Contracto Natural [Natural Contract], curated by Bruno Leitão/HANGAR, Galeria Saco Azul – Associação Maus Hábitos (Oporto) until December 30, 2020, puts the work of six artists in dialogue. Each artistic practice stems from premises related to extractivism, the ecosystem that sustains us and our model of development, through critical thinking and a political perspective.
Bruno Leitão, in the exhibition text, states that “in Le Contract Naturel, Michel Serres refers to our relationship with objects as one summarized by war and property”. According to Serres, in the book with the same title as the exhibition, he questions our action concerning climate change caused by industrial activity, which emits thousands of tons of carbon monoxide and other toxic waste into the atmosphere. We are trapped in a vicious cycle of excessive consumption of the Earth’s resources.
The French philosopher says that “all the damage done to our planet so far is similar to the devastation caused by a world war”. The author stresses that the most important event of the 20th century was the disappearance of agriculture to the detriment of industrial development. This interrupted our connection to nature and its rhythm, led to the transformation of everything into a commodity, causing a frenzied time on a global scale. Therefore, in addition to war, the other relationship with objects is property, since we exclude all other living beings from the planet due to the exclusive appropriation of things.
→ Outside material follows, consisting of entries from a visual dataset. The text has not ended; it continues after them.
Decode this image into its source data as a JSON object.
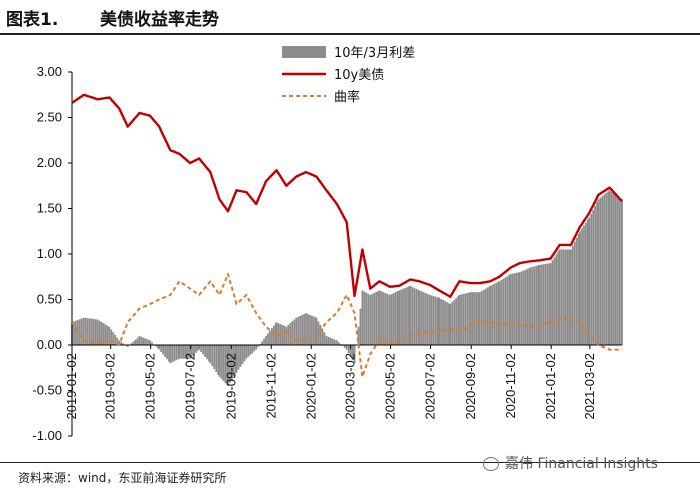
{
  "header": {
    "figure_label": "图表1.",
    "title": "美债收益率走势"
  },
  "footer": {
    "source": "资料来源：wind，东亚前海证券研究所",
    "watermark": "嘉伟 Financial Insights"
  },
  "colors": {
    "bars": "#8c8c8c",
    "yield_line": "#c00000",
    "curve_line": "#d97b2b"
  },
  "chart_data": {
    "type": "bar",
    "legend_position": "top-center",
    "grid": false,
    "ylim": [
      -1.0,
      3.0
    ],
    "yticks": [
      "3.00",
      "2.50",
      "2.00",
      "1.50",
      "1.00",
      "0.50",
      "0.00",
      "-0.50",
      "-1.00"
    ],
    "x_ticks": [
      "2019-01-02",
      "2019-03-02",
      "2019-05-02",
      "2019-07-02",
      "2019-09-02",
      "2019-11-02",
      "2020-01-02",
      "2020-03-02",
      "2020-05-02",
      "2020-07-02",
      "2020-09-02",
      "2020-11-02",
      "2021-01-02",
      "2021-03-02"
    ],
    "x_start": "2019-01-02",
    "x_end": "2021-04-20",
    "series": [
      {
        "name": "10年/3月利差",
        "type": "bar",
        "points": [
          [
            "2019-01-02",
            0.25
          ],
          [
            "2019-01-20",
            0.3
          ],
          [
            "2019-02-10",
            0.28
          ],
          [
            "2019-02-28",
            0.2
          ],
          [
            "2019-03-15",
            0.05
          ],
          [
            "2019-03-28",
            -0.02
          ],
          [
            "2019-04-15",
            0.1
          ],
          [
            "2019-05-01",
            0.05
          ],
          [
            "2019-05-15",
            -0.05
          ],
          [
            "2019-06-01",
            -0.2
          ],
          [
            "2019-06-15",
            -0.15
          ],
          [
            "2019-07-01",
            -0.15
          ],
          [
            "2019-07-15",
            -0.05
          ],
          [
            "2019-08-01",
            -0.2
          ],
          [
            "2019-08-15",
            -0.35
          ],
          [
            "2019-08-28",
            -0.45
          ],
          [
            "2019-09-10",
            -0.3
          ],
          [
            "2019-09-25",
            -0.15
          ],
          [
            "2019-10-10",
            -0.05
          ],
          [
            "2019-10-25",
            0.1
          ],
          [
            "2019-11-10",
            0.25
          ],
          [
            "2019-11-25",
            0.2
          ],
          [
            "2019-12-10",
            0.3
          ],
          [
            "2019-12-25",
            0.35
          ],
          [
            "2020-01-10",
            0.3
          ],
          [
            "2020-01-25",
            0.1
          ],
          [
            "2020-02-10",
            0.05
          ],
          [
            "2020-02-25",
            -0.05
          ],
          [
            "2020-03-08",
            -0.2
          ],
          [
            "2020-03-20",
            0.6
          ],
          [
            "2020-04-01",
            0.55
          ],
          [
            "2020-04-15",
            0.6
          ],
          [
            "2020-05-01",
            0.55
          ],
          [
            "2020-05-15",
            0.6
          ],
          [
            "2020-06-01",
            0.65
          ],
          [
            "2020-06-15",
            0.6
          ],
          [
            "2020-07-01",
            0.55
          ],
          [
            "2020-07-15",
            0.52
          ],
          [
            "2020-08-01",
            0.45
          ],
          [
            "2020-08-15",
            0.55
          ],
          [
            "2020-09-01",
            0.58
          ],
          [
            "2020-09-15",
            0.58
          ],
          [
            "2020-10-01",
            0.65
          ],
          [
            "2020-10-15",
            0.7
          ],
          [
            "2020-11-01",
            0.78
          ],
          [
            "2020-11-15",
            0.8
          ],
          [
            "2020-12-01",
            0.85
          ],
          [
            "2020-12-15",
            0.88
          ],
          [
            "2021-01-01",
            0.9
          ],
          [
            "2021-01-15",
            1.05
          ],
          [
            "2021-02-01",
            1.05
          ],
          [
            "2021-02-15",
            1.25
          ],
          [
            "2021-03-01",
            1.4
          ],
          [
            "2021-03-15",
            1.6
          ],
          [
            "2021-04-01",
            1.7
          ],
          [
            "2021-04-20",
            1.6
          ]
        ]
      },
      {
        "name": "10y美债",
        "type": "line",
        "points": [
          [
            "2019-01-02",
            2.66
          ],
          [
            "2019-01-20",
            2.75
          ],
          [
            "2019-02-10",
            2.7
          ],
          [
            "2019-02-28",
            2.72
          ],
          [
            "2019-03-15",
            2.6
          ],
          [
            "2019-03-28",
            2.4
          ],
          [
            "2019-04-15",
            2.55
          ],
          [
            "2019-05-01",
            2.52
          ],
          [
            "2019-05-15",
            2.4
          ],
          [
            "2019-06-01",
            2.14
          ],
          [
            "2019-06-15",
            2.1
          ],
          [
            "2019-07-01",
            2.0
          ],
          [
            "2019-07-15",
            2.05
          ],
          [
            "2019-08-01",
            1.9
          ],
          [
            "2019-08-15",
            1.6
          ],
          [
            "2019-08-28",
            1.47
          ],
          [
            "2019-09-10",
            1.7
          ],
          [
            "2019-09-25",
            1.68
          ],
          [
            "2019-10-10",
            1.55
          ],
          [
            "2019-10-25",
            1.8
          ],
          [
            "2019-11-10",
            1.92
          ],
          [
            "2019-11-25",
            1.75
          ],
          [
            "2019-12-10",
            1.85
          ],
          [
            "2019-12-25",
            1.9
          ],
          [
            "2020-01-10",
            1.85
          ],
          [
            "2020-01-25",
            1.7
          ],
          [
            "2020-02-10",
            1.55
          ],
          [
            "2020-02-25",
            1.35
          ],
          [
            "2020-03-08",
            0.54
          ],
          [
            "2020-03-20",
            1.05
          ],
          [
            "2020-04-01",
            0.62
          ],
          [
            "2020-04-15",
            0.7
          ],
          [
            "2020-05-01",
            0.64
          ],
          [
            "2020-05-15",
            0.65
          ],
          [
            "2020-06-01",
            0.72
          ],
          [
            "2020-06-15",
            0.7
          ],
          [
            "2020-07-01",
            0.66
          ],
          [
            "2020-07-15",
            0.6
          ],
          [
            "2020-08-01",
            0.53
          ],
          [
            "2020-08-15",
            0.7
          ],
          [
            "2020-09-01",
            0.68
          ],
          [
            "2020-09-15",
            0.68
          ],
          [
            "2020-10-01",
            0.7
          ],
          [
            "2020-10-15",
            0.75
          ],
          [
            "2020-11-01",
            0.85
          ],
          [
            "2020-11-15",
            0.9
          ],
          [
            "2020-12-01",
            0.92
          ],
          [
            "2020-12-15",
            0.93
          ],
          [
            "2021-01-01",
            0.95
          ],
          [
            "2021-01-15",
            1.1
          ],
          [
            "2021-02-01",
            1.1
          ],
          [
            "2021-02-15",
            1.3
          ],
          [
            "2021-03-01",
            1.45
          ],
          [
            "2021-03-15",
            1.65
          ],
          [
            "2021-04-01",
            1.73
          ],
          [
            "2021-04-20",
            1.58
          ]
        ]
      },
      {
        "name": "曲率",
        "type": "line",
        "dashed": true,
        "points": [
          [
            "2019-01-02",
            0.25
          ],
          [
            "2019-01-20",
            0.05
          ],
          [
            "2019-02-10",
            0.02
          ],
          [
            "2019-02-28",
            0.05
          ],
          [
            "2019-03-15",
            0.0
          ],
          [
            "2019-03-28",
            0.25
          ],
          [
            "2019-04-15",
            0.4
          ],
          [
            "2019-05-01",
            0.45
          ],
          [
            "2019-05-15",
            0.5
          ],
          [
            "2019-06-01",
            0.55
          ],
          [
            "2019-06-15",
            0.7
          ],
          [
            "2019-07-01",
            0.62
          ],
          [
            "2019-07-15",
            0.55
          ],
          [
            "2019-08-01",
            0.7
          ],
          [
            "2019-08-15",
            0.55
          ],
          [
            "2019-08-28",
            0.78
          ],
          [
            "2019-09-10",
            0.45
          ],
          [
            "2019-09-25",
            0.55
          ],
          [
            "2019-10-10",
            0.35
          ],
          [
            "2019-10-25",
            0.2
          ],
          [
            "2019-11-10",
            0.1
          ],
          [
            "2019-11-25",
            0.15
          ],
          [
            "2019-12-10",
            0.05
          ],
          [
            "2019-12-25",
            0.05
          ],
          [
            "2020-01-10",
            0.1
          ],
          [
            "2020-01-25",
            0.25
          ],
          [
            "2020-02-10",
            0.35
          ],
          [
            "2020-02-25",
            0.55
          ],
          [
            "2020-03-08",
            0.35
          ],
          [
            "2020-03-20",
            -0.35
          ],
          [
            "2020-04-01",
            -0.1
          ],
          [
            "2020-04-15",
            0.05
          ],
          [
            "2020-05-01",
            0.02
          ],
          [
            "2020-05-15",
            0.05
          ],
          [
            "2020-06-01",
            0.1
          ],
          [
            "2020-06-15",
            0.12
          ],
          [
            "2020-07-01",
            0.15
          ],
          [
            "2020-07-15",
            0.15
          ],
          [
            "2020-08-01",
            0.18
          ],
          [
            "2020-08-15",
            0.15
          ],
          [
            "2020-09-01",
            0.22
          ],
          [
            "2020-09-15",
            0.25
          ],
          [
            "2020-10-01",
            0.25
          ],
          [
            "2020-10-15",
            0.22
          ],
          [
            "2020-11-01",
            0.25
          ],
          [
            "2020-11-15",
            0.22
          ],
          [
            "2020-12-01",
            0.2
          ],
          [
            "2020-12-15",
            0.22
          ],
          [
            "2021-01-01",
            0.25
          ],
          [
            "2021-01-15",
            0.3
          ],
          [
            "2021-02-01",
            0.28
          ],
          [
            "2021-02-15",
            0.25
          ],
          [
            "2021-03-01",
            0.1
          ],
          [
            "2021-03-15",
            0.0
          ],
          [
            "2021-04-01",
            -0.05
          ],
          [
            "2021-04-20",
            -0.05
          ]
        ]
      }
    ]
  }
}
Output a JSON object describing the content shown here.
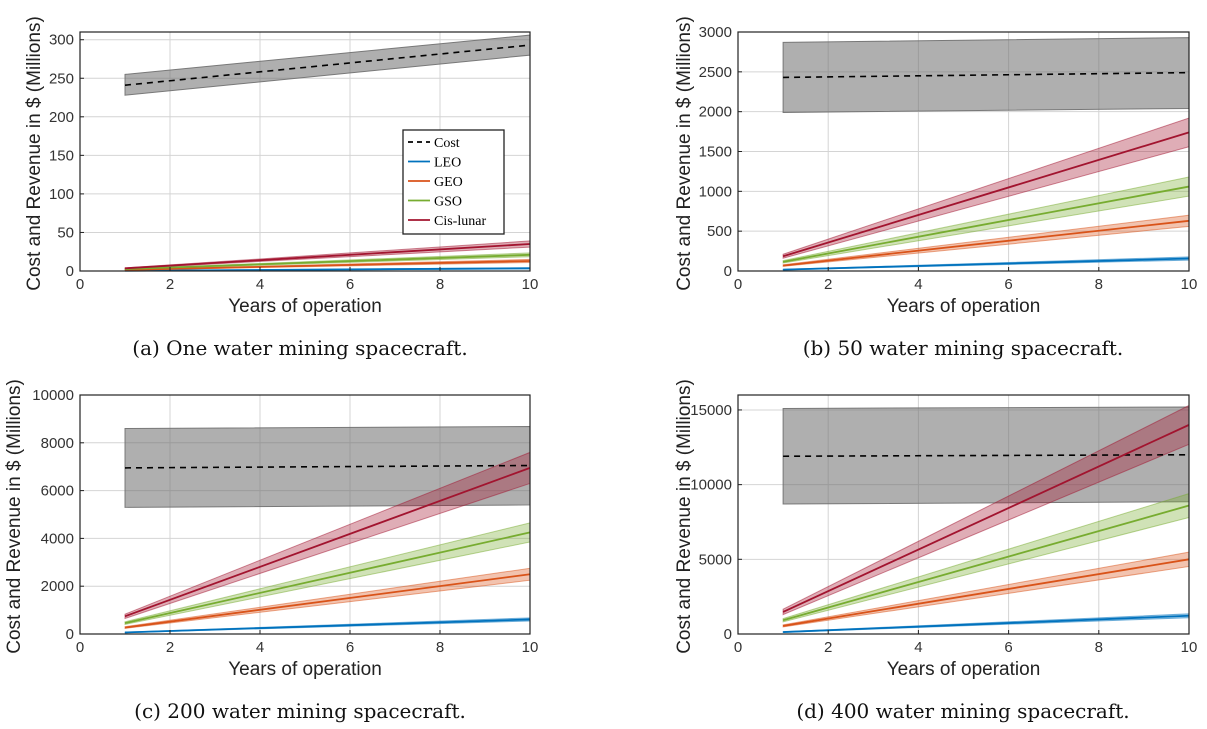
{
  "chart_data": [
    {
      "type": "line",
      "caption": "(a) One water mining spacecraft.",
      "xlabel": "Years of operation",
      "ylabel": "Cost and Revenue in $ (Millions)",
      "xlim": [
        0,
        10
      ],
      "ylim": [
        0,
        310
      ],
      "xticks": [
        0,
        2,
        4,
        6,
        8,
        10
      ],
      "yticks": [
        0,
        50,
        100,
        150,
        200,
        250,
        300
      ],
      "grid": true,
      "legend": {
        "placement": "center-right",
        "entries": [
          "Cost",
          "LEO",
          "GEO",
          "GSO",
          "Cis-lunar"
        ]
      },
      "series": [
        {
          "name": "Cost",
          "x": [
            1,
            10
          ],
          "y": [
            241,
            293
          ],
          "lower": [
            228,
            280
          ],
          "upper": [
            255,
            306
          ]
        },
        {
          "name": "LEO",
          "x": [
            1,
            10
          ],
          "y": [
            0.3,
            3.5
          ],
          "lower": [
            0.2,
            2.8
          ],
          "upper": [
            0.4,
            4.2
          ]
        },
        {
          "name": "GEO",
          "x": [
            1,
            10
          ],
          "y": [
            1.5,
            13
          ],
          "lower": [
            1.2,
            11
          ],
          "upper": [
            1.8,
            15
          ]
        },
        {
          "name": "GSO",
          "x": [
            1,
            10
          ],
          "y": [
            2.5,
            21
          ],
          "lower": [
            2.1,
            18.5
          ],
          "upper": [
            2.9,
            23.5
          ]
        },
        {
          "name": "Cis-lunar",
          "x": [
            1,
            10
          ],
          "y": [
            3.5,
            35
          ],
          "lower": [
            3,
            31
          ],
          "upper": [
            4,
            39
          ]
        }
      ]
    },
    {
      "type": "line",
      "caption": "(b) 50 water mining spacecraft.",
      "xlabel": "Years of operation",
      "ylabel": "Cost and Revenue in $ (Millions)",
      "xlim": [
        0,
        10
      ],
      "ylim": [
        0,
        3000
      ],
      "xticks": [
        0,
        2,
        4,
        6,
        8,
        10
      ],
      "yticks": [
        0,
        500,
        1000,
        1500,
        2000,
        2500,
        3000
      ],
      "grid": true,
      "series": [
        {
          "name": "Cost",
          "x": [
            1,
            10
          ],
          "y": [
            2430,
            2490
          ],
          "lower": [
            1990,
            2040
          ],
          "upper": [
            2870,
            2930
          ]
        },
        {
          "name": "LEO",
          "x": [
            1,
            10
          ],
          "y": [
            17,
            157
          ],
          "lower": [
            14,
            137
          ],
          "upper": [
            20,
            177
          ]
        },
        {
          "name": "GEO",
          "x": [
            1,
            10
          ],
          "y": [
            68,
            630
          ],
          "lower": [
            58,
            560
          ],
          "upper": [
            78,
            700
          ]
        },
        {
          "name": "GSO",
          "x": [
            1,
            10
          ],
          "y": [
            115,
            1060
          ],
          "lower": [
            100,
            940
          ],
          "upper": [
            130,
            1180
          ]
        },
        {
          "name": "Cis-lunar",
          "x": [
            1,
            10
          ],
          "y": [
            185,
            1740
          ],
          "lower": [
            160,
            1560
          ],
          "upper": [
            210,
            1920
          ]
        }
      ]
    },
    {
      "type": "line",
      "caption": "(c) 200 water mining spacecraft.",
      "xlabel": "Years of operation",
      "ylabel": "Cost and Revenue in $ (Millions)",
      "xlim": [
        0,
        10
      ],
      "ylim": [
        0,
        10000
      ],
      "xticks": [
        0,
        2,
        4,
        6,
        8,
        10
      ],
      "yticks": [
        0,
        2000,
        4000,
        6000,
        8000,
        10000
      ],
      "grid": true,
      "series": [
        {
          "name": "Cost",
          "x": [
            1,
            10
          ],
          "y": [
            6950,
            7050
          ],
          "lower": [
            5300,
            5400
          ],
          "upper": [
            8600,
            8680
          ]
        },
        {
          "name": "LEO",
          "x": [
            1,
            10
          ],
          "y": [
            65,
            610
          ],
          "lower": [
            55,
            545
          ],
          "upper": [
            75,
            675
          ]
        },
        {
          "name": "GEO",
          "x": [
            1,
            10
          ],
          "y": [
            270,
            2500
          ],
          "lower": [
            235,
            2250
          ],
          "upper": [
            305,
            2750
          ]
        },
        {
          "name": "GSO",
          "x": [
            1,
            10
          ],
          "y": [
            455,
            4250
          ],
          "lower": [
            400,
            3850
          ],
          "upper": [
            510,
            4650
          ]
        },
        {
          "name": "Cis-lunar",
          "x": [
            1,
            10
          ],
          "y": [
            740,
            6950
          ],
          "lower": [
            650,
            6300
          ],
          "upper": [
            830,
            7600
          ]
        }
      ]
    },
    {
      "type": "line",
      "caption": "(d) 400 water mining spacecraft.",
      "xlabel": "Years of operation",
      "ylabel": "Cost and Revenue in $ (Millions)",
      "xlim": [
        0,
        10
      ],
      "ylim": [
        0,
        16000
      ],
      "xticks": [
        0,
        2,
        4,
        6,
        8,
        10
      ],
      "yticks": [
        0,
        5000,
        10000,
        15000
      ],
      "grid": true,
      "series": [
        {
          "name": "Cost",
          "x": [
            1,
            10
          ],
          "y": [
            11900,
            12000
          ],
          "lower": [
            8700,
            8850
          ],
          "upper": [
            15100,
            15200
          ]
        },
        {
          "name": "LEO",
          "x": [
            1,
            10
          ],
          "y": [
            130,
            1220
          ],
          "lower": [
            110,
            1090
          ],
          "upper": [
            150,
            1350
          ]
        },
        {
          "name": "GEO",
          "x": [
            1,
            10
          ],
          "y": [
            540,
            5000
          ],
          "lower": [
            470,
            4520
          ],
          "upper": [
            610,
            5480
          ]
        },
        {
          "name": "GSO",
          "x": [
            1,
            10
          ],
          "y": [
            920,
            8600
          ],
          "lower": [
            810,
            7800
          ],
          "upper": [
            1030,
            9400
          ]
        },
        {
          "name": "Cis-lunar",
          "x": [
            1,
            10
          ],
          "y": [
            1480,
            14000
          ],
          "lower": [
            1300,
            12700
          ],
          "upper": [
            1660,
            15300
          ]
        }
      ]
    }
  ],
  "colors": {
    "Cost": "#000000",
    "Cost_band": "#6e6e6e",
    "LEO": "#0072BD",
    "GEO": "#D95319",
    "GSO": "#77AC30",
    "Cis-lunar": "#A2142F"
  }
}
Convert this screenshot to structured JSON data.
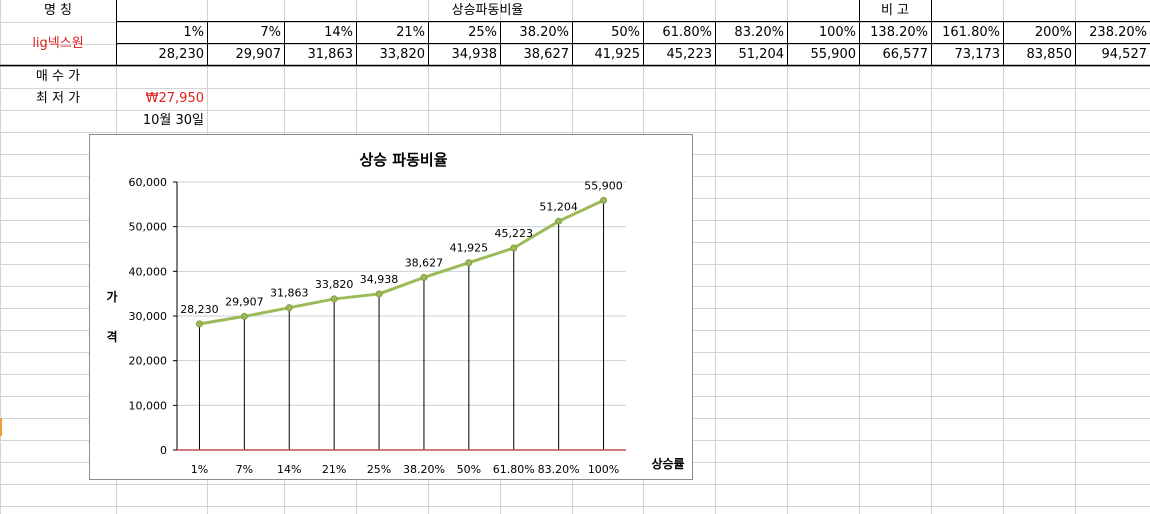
{
  "sheet": {
    "name_header": "명      칭",
    "section_title": "상승파동비율",
    "note_header": "비      고",
    "stock_name": "lig넥스원",
    "ratios": [
      "1%",
      "7%",
      "14%",
      "21%",
      "25%",
      "38.20%",
      "50%",
      "61.80%",
      "83.20%",
      "100%",
      "138.20%",
      "161.80%",
      "200%",
      "238.20%"
    ],
    "prices": [
      "28,230",
      "29,907",
      "31,863",
      "33,820",
      "34,938",
      "38,627",
      "41,925",
      "45,223",
      "51,204",
      "55,900",
      "66,577",
      "73,173",
      "83,850",
      "94,527"
    ],
    "buy_price_label": "매 수 가",
    "lowest_price_label": "최 저 가",
    "lowest_price_value": "₩27,950",
    "date_value": "10월 30일"
  },
  "colors": {
    "line": "#9bbb59",
    "accent_red": "#e0201c",
    "baseline": "#c0504d",
    "grid": "#c8d0dc"
  },
  "chart_data": {
    "type": "line",
    "title": "상승 파동비율",
    "xlabel": "상승률",
    "ylabel": "가격",
    "categories": [
      "1%",
      "7%",
      "14%",
      "21%",
      "25%",
      "38.20%",
      "50%",
      "61.80%",
      "83.20%",
      "100%"
    ],
    "values": [
      28230,
      29907,
      31863,
      33820,
      34938,
      38627,
      41925,
      45223,
      51204,
      55900
    ],
    "value_labels": [
      "28,230",
      "29,907",
      "31,863",
      "33,820",
      "34,938",
      "38,627",
      "41,925",
      "45,223",
      "51,204",
      "55,900"
    ],
    "ylim": [
      0,
      60000
    ],
    "yticks": [
      0,
      10000,
      20000,
      30000,
      40000,
      50000,
      60000
    ],
    "ytick_labels": [
      "0",
      "10,000",
      "20,000",
      "30,000",
      "40,000",
      "50,000",
      "60,000"
    ],
    "drop_lines": true,
    "grid": true
  }
}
Serres suggests that, in order to return to nature, we must rescind the strictly social contract and add a natural contract, where our relationship with the objects will no longer be one of domination and possession, but one of contemplation, respect and reciprocity.
In Contracto Natural, based on Michel Serres, the curator displays Andreia Santana’s sculpture Soul house for Hugo (2020), which rethinks our relationship with objects – not as something for human use, but a perpetuation of our existence, like funerary sculptures. Jaime Lauriano’s draw entitled America: democracia racial, melting pot e pureza de razas (2020) which, through a map, recreates navigation routes and the “discoveries of the new world”, with materials alluding to the violence of the colonization system, reinforcing the exploitation of bodies and soil. Yuri Firmeza’s photo series Ouro branco, inferno verde (2018) is the result of an investigation into the ruins of Fordlândia. It is the failed project of Henry Ford who, in the 1920s, wanted to establish a latex plantation in the Amazon. And, finally, the installation Le cimetière des éléphantes (2020) by Jérémy Pajeanc, an artist who works on the migratory flows and the great exoduses that have formed our contemporary western culture.
In the association’s auditorium is Diana Policarpo’s performance Death Grip (2020), which emerged from research in Nepal on women who harvest the Cordyceps fungus. In addition to paying a license to the state, their bodies pay a high cost. In the film Eldorado XXI (2016), Salomé Lamas makes an ethnographic reinterpretation of contemporary ways of life, where the reality of the Peruvian Andes mines is a kind of illusion, in which the miners work hard, hoping that the end of the month will allow them to exploit the mine for their own benefit.
In the last decade of the 20th century, Serres, in Contract Naturel, warned that humanity was about to reach the limit of its natural habitat. By the end of 2020, The Guardian announced the publication of a study confirming that human activity, driven mainly by increased consumption and urban development, exceeds the Earth’s total biomass. The exhibition Contracto Natural allows us to reflect on our harmful actions on the planet, the consequence of our economic, political and social system.